12.3. 自动并行¶

Open the notebook in Colab

Open the notebook in Colab

Open the notebook in Colab

Open the notebook in Colab

Open the notebook in SageMaker Studio Lab

深度学习框架（例如，MxNet、飞桨和PyTorch）会在后端自动构建计算图。利用计算图，系统可以了解所有依赖关系，并且可以选择性地并行执行多个不相互依赖的任务以提高速度。例如， 12.2节中的图12.2.2独立初始化两个变量。因此，系统可以选择并行执行它们。

通常情况下单个操作符将使用所有CPU或单个GPU上的所有计算资源。例如，即使在一台机器上有多个CPU处理器，dot操作符也将使用所有CPU上的所有核心（和线程）。这样的行为同样适用于单个GPU。因此，并行化对单设备计算机来说并不是很有用，而并行化对于多个设备就很重要了。虽然并行化通常应用在多个GPU之间，但增加本地CPU以后还将提高少许性能。例如， (Hadjis et al., 2016)则把结合GPU和CPU的训练应用到计算机视觉模型中。借助自动并行化框架的便利性，我们可以依靠几行Python代码实现相同的目标。对自动并行计算的讨论主要集中在使用CPU和GPU的并行计算上，以及计算和通信的并行化内容。

请注意，本节中的实验至少需要两个GPU来运行。

mxnet pytorch paddle

from mxnet import np, npx
from d2l import mxnet as d2l

npx.set_np()

import torch
from d2l import torch as d2l

import warnings
from d2l import paddle as d2l

warnings.filterwarnings("ignore")
import numpy as np
import paddle

12.3.1. 基于GPU的并行计算¶

从定义一个具有参考性的用于测试的工作负载开始：下面的run函数将执行\(10\)次矩阵－矩阵乘法时需要使用的数据分配到两个变量（x_gpu1和x_gpu2）中，这两个变量分别位于选择的不同设备上。

mxnet pytorch paddle

devices = d2l.try_all_gpus()
def run(x):
    return [x.dot(x) for _ in range(50)]

x_gpu1 = np.random.uniform(size=(4000, 4000), ctx=devices[0])
x_gpu2 = np.random.uniform(size=(4000, 4000), ctx=devices[1])
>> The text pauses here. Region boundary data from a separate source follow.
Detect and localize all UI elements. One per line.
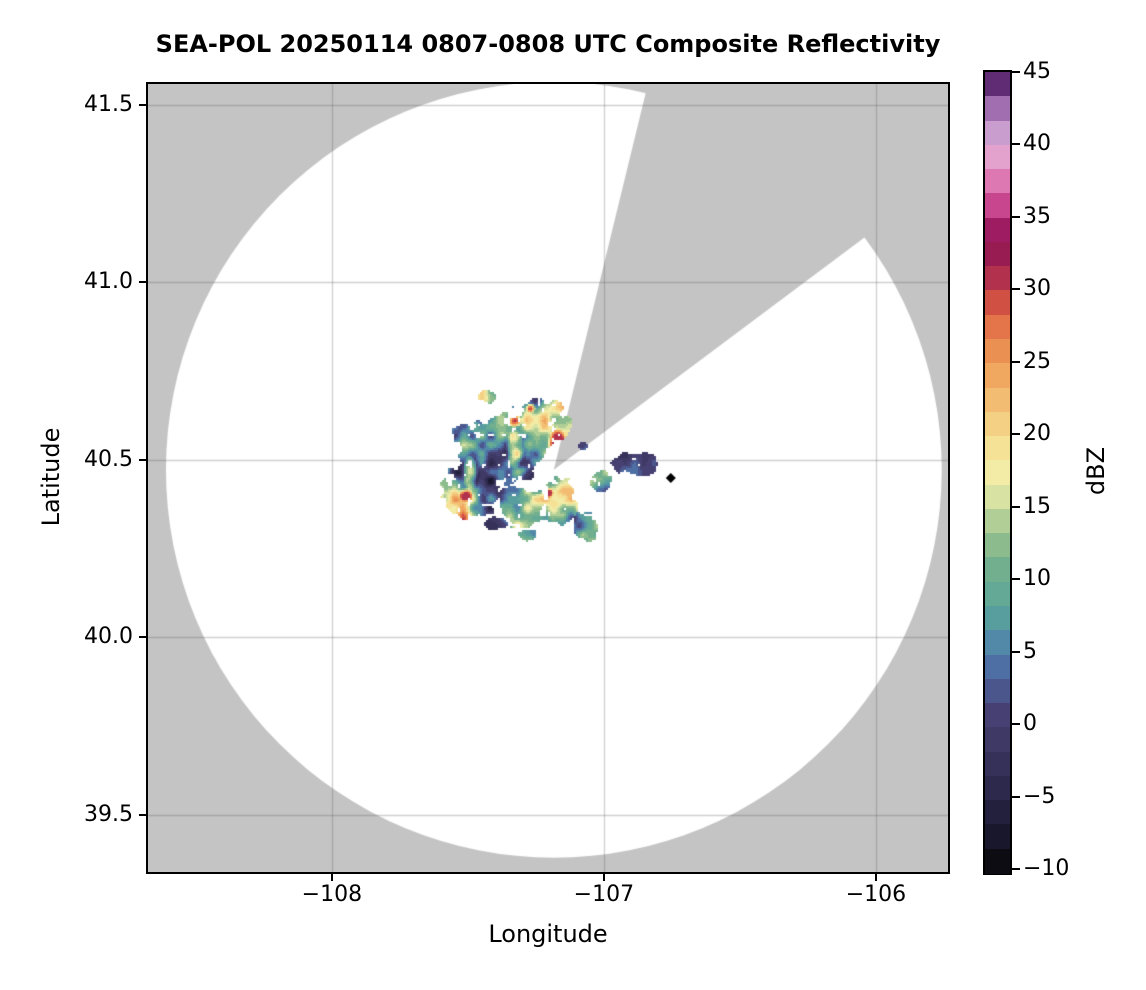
colorbar-band xyxy=(985,72,1010,97)
x-tick-label: −108 xyxy=(301,882,363,907)
colorbar-band xyxy=(985,654,1010,680)
x-tick-label: −106 xyxy=(845,882,907,907)
colorbar-tick-mark xyxy=(1012,578,1020,581)
colorbar-tick-label: 0 xyxy=(1023,711,1037,737)
colorbar-band xyxy=(985,339,1010,364)
colorbar-band xyxy=(985,727,1010,753)
y-axis-label: Latitude xyxy=(37,427,65,527)
y-tick-mark xyxy=(139,103,146,106)
colorbar-band xyxy=(985,387,1010,413)
colorbar-tick-mark xyxy=(1012,795,1020,798)
colorbar-tick-label: 40 xyxy=(1023,131,1051,157)
colorbar-tick-label: 30 xyxy=(1023,276,1051,302)
colorbar-band xyxy=(985,411,1010,437)
y-tick-mark xyxy=(139,281,146,284)
colorbar-band xyxy=(985,678,1010,704)
y-tick-label: 40.5 xyxy=(84,446,133,472)
colorbar-tick-mark xyxy=(1012,723,1020,726)
colorbar-tick-label: 5 xyxy=(1023,638,1037,664)
colorbar-label: dBZ xyxy=(1082,446,1110,496)
colorbar-tick-mark xyxy=(1012,505,1020,508)
x-axis-label: Longitude xyxy=(488,920,608,948)
colorbar-band xyxy=(985,775,1010,801)
colorbar-tick-label: −5 xyxy=(1023,783,1056,809)
colorbar-band xyxy=(985,169,1010,194)
colorbar-band xyxy=(985,266,1010,292)
colorbar-band xyxy=(985,193,1010,219)
colorbar-band xyxy=(985,290,1010,316)
radar-map-canvas xyxy=(148,84,948,872)
x-tick-mark xyxy=(602,874,605,881)
colorbar xyxy=(983,70,1012,875)
colorbar-tick-mark xyxy=(1012,650,1020,653)
colorbar-tick-mark xyxy=(1012,868,1020,870)
x-tick-mark xyxy=(874,874,877,881)
colorbar-tick-mark xyxy=(1012,433,1020,436)
colorbar-tick-label: 10 xyxy=(1023,566,1051,592)
colorbar-band xyxy=(985,606,1010,631)
colorbar-band xyxy=(985,314,1010,340)
y-tick-label: 41.5 xyxy=(84,91,133,117)
colorbar-band xyxy=(985,533,1010,559)
colorbar-band xyxy=(985,800,1010,826)
colorbar-band xyxy=(985,363,1010,389)
x-tick-label: −107 xyxy=(573,882,635,907)
colorbar-tick-mark xyxy=(1012,360,1020,363)
colorbar-tick-label: 35 xyxy=(1023,203,1051,229)
colorbar-band xyxy=(985,630,1010,656)
x-tick-mark xyxy=(330,874,333,881)
y-tick-label: 39.5 xyxy=(84,801,133,827)
colorbar-tick-mark xyxy=(1012,143,1020,146)
y-tick-mark xyxy=(139,458,146,461)
colorbar-band xyxy=(985,484,1010,510)
colorbar-tick-label: 45 xyxy=(1023,59,1051,84)
colorbar-band xyxy=(985,703,1010,728)
colorbar-band xyxy=(985,751,1010,777)
colorbar-band xyxy=(985,217,1010,243)
colorbar-tick-label: 20 xyxy=(1023,421,1051,447)
colorbar-tick-mark xyxy=(1012,288,1020,291)
colorbar-tick-label: 15 xyxy=(1023,493,1051,519)
y-tick-mark xyxy=(139,813,146,816)
colorbar-band xyxy=(985,848,1010,874)
y-tick-mark xyxy=(139,636,146,639)
colorbar-tick-label: 25 xyxy=(1023,348,1051,374)
plot-area xyxy=(146,82,950,874)
colorbar-band xyxy=(985,241,1010,267)
colorbar-band xyxy=(985,557,1010,583)
colorbar-band xyxy=(985,508,1010,534)
chart-title: SEA-POL 20250114 0807-0808 UTC Composite… xyxy=(155,30,941,58)
colorbar-band xyxy=(985,460,1010,486)
colorbar-tick-mark xyxy=(1012,215,1020,218)
colorbar-band xyxy=(985,824,1010,850)
colorbar-band xyxy=(985,144,1010,170)
colorbar-band xyxy=(985,436,1010,461)
colorbar-tick-label: −10 xyxy=(1023,856,1070,881)
colorbar-band xyxy=(985,581,1010,607)
colorbar-band xyxy=(985,96,1010,122)
y-tick-label: 41.0 xyxy=(84,269,133,295)
colorbar-bands xyxy=(985,72,1010,874)
colorbar-band xyxy=(985,120,1010,146)
colorbar-tick-mark xyxy=(1012,71,1020,73)
y-tick-label: 40.0 xyxy=(84,624,133,650)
[07:07:25] ../src/storage/storage.cc:196: Using Pooled (Naive) StorageManager for GPU
[07:07:26] ../src/storage/storage.cc:196: Using Pooled (Naive) StorageManager for GPU

现在使用函数来处理数据。通过在测量之前需要预热设备（对设备执行一次传递）来确保缓存的作用不影响最终的结果。

run(x_gpu1)  # 预热设备
run(x_gpu2)
npx.waitall()

with d2l.Benchmark('GPU1 时间'):
    run(x_gpu1)
    npx.waitall()

with d2l.Benchmark('GPU2 时间'):
    run(x_gpu2)
    npx.waitall()

GPU1 时间: 0.5143 sec
GPU2 时间: 0.5075 sec

如果删除两个任务之间的waitall语句，系统就可以在两个设备上自动实现并行计算。
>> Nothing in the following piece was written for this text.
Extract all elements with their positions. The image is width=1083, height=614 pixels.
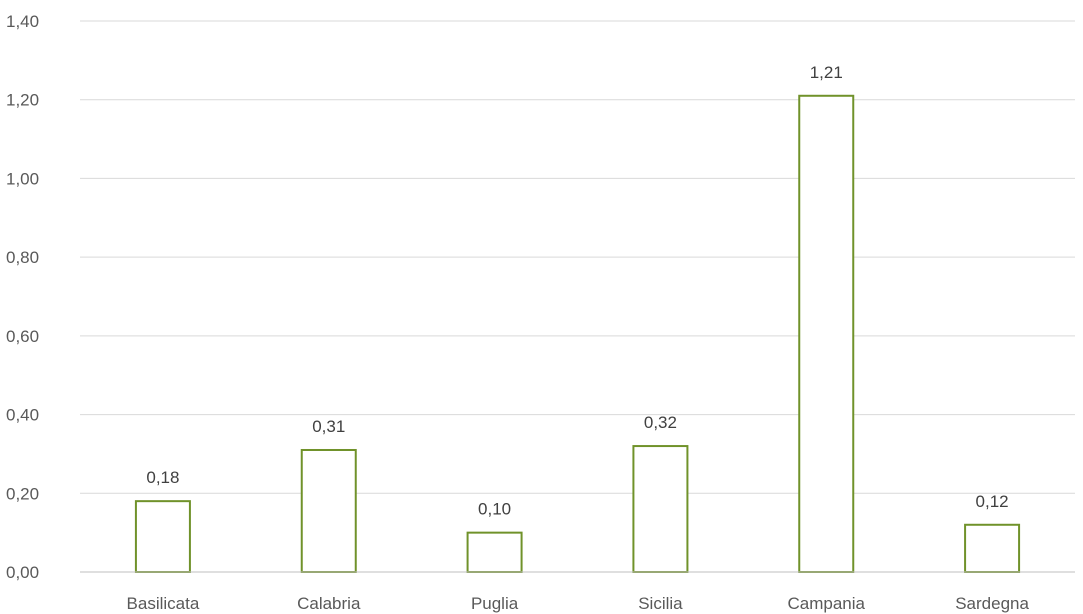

with d2l.Benchmark('GPU1 & GPU2'):
    run(x_gpu1)
    run(x_gpu2)
    npx.waitall()

GPU1 & GPU2: 0.5886 sec

devices = d2l.try_all_gpus()
def run(x):
    return [x.mm(x) for _ in range(50)]

x_gpu1 = torch.rand(size=(4000, 4000), device=devices[0])
x_gpu2 = torch.rand(size=(4000, 4000), device=devices[1])

现在使用函数来处理数据。通过在测量之前需要预热设备（对设备执行一次传递）来确保缓存的作用不影响最终的结果。torch.cuda.synchronize()函数将会等待一个CUDA设备上的所有流中的所有核心的计算完成。函数接受一个device参数，代表是哪个设备需要同步。如果device参数是None（默认值），它将使用current_device()找出的当前设备。

run(x_gpu1)
run(x_gpu2)  # 预热设备
torch.cuda.synchronize(devices[0])
torch.cuda.synchronize(devices[1])

with d2l.Benchmark('GPU1 time'):
    run(x_gpu1)
    torch.cuda.synchronize(devices[0])

with d2l.Benchmark('GPU2 time'):
    run(x_gpu2)
    torch.cuda.synchronize(devices[1])

GPU1 time: 0.4600 sec
GPU2 time: 0.4706 sec

如果删除两个任务之间的synchronize语句，系统就可以在两个设备上自动实现并行计算。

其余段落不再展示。